MEGA-plate is potentially powerful from “advocacy and public policy perspectives,” Baym says. “One of the reasons antibiotic resistance is such a growing problem is that a lot of things we do are making it worse. We really need to stop using antibiotics when we don’t need to…in agriculture, when people have colds, things like that.

“I hope the attention this is getting will help increase awareness and start to inspire the kinds of collective and governmental action needed for this to take place on a population level.” As dramatic as the MEGA-plate video is, Baym thinks it telling that resistance isn’t even more widespread, “If antibiotic resistance is this easy to develop, why is it that antibiotics work at all?”, he wonders. “This sort of implies that there are other dynamics in nature that keep resistance in check.”

He believes antibiotic resistance has been “treated almost as a black box.
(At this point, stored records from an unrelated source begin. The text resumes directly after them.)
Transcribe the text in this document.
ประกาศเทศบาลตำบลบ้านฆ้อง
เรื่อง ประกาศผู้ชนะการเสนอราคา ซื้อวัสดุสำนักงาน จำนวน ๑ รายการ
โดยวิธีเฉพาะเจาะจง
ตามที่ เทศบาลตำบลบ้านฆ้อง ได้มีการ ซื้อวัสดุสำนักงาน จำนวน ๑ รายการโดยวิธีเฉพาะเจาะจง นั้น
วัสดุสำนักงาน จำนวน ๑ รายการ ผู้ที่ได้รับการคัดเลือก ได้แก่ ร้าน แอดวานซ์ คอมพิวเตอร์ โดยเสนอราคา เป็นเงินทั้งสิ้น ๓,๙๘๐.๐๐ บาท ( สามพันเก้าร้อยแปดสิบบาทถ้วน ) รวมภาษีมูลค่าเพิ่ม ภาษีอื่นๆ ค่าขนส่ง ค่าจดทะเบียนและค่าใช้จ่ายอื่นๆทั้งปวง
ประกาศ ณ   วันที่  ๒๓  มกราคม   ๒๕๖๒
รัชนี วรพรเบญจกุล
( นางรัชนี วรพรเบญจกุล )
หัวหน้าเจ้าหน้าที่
We come up with a new drug, resistance inevitably evolves, and we have to find a new drug to replace the first one.” MEGA-plate should be helpful in further scientific studies. By analyzing the genetics and performance of mutant strains of bacteria using MEGA-plate, the Kishony team is hoping to be able to discover evolutionary factors that might be exploited in a more generic way, something like “playing one move ahead in chess,” as Baym puts it.

“We can be sure that bacteria are going to evolve in response to pressures that we put on therm. If we can predict ways they are going to evolve and maybe control that, we have some chance of tipping the scale against them.”

The MEGA-plate at the end of a 12-day symmetric trimethoprim resistance evolution experiment. E. coli appear as white on the black background. The 182 sampled points of clones are indicated by circles, colored by their measured MIC. Lines indicate video-imputed ancestry.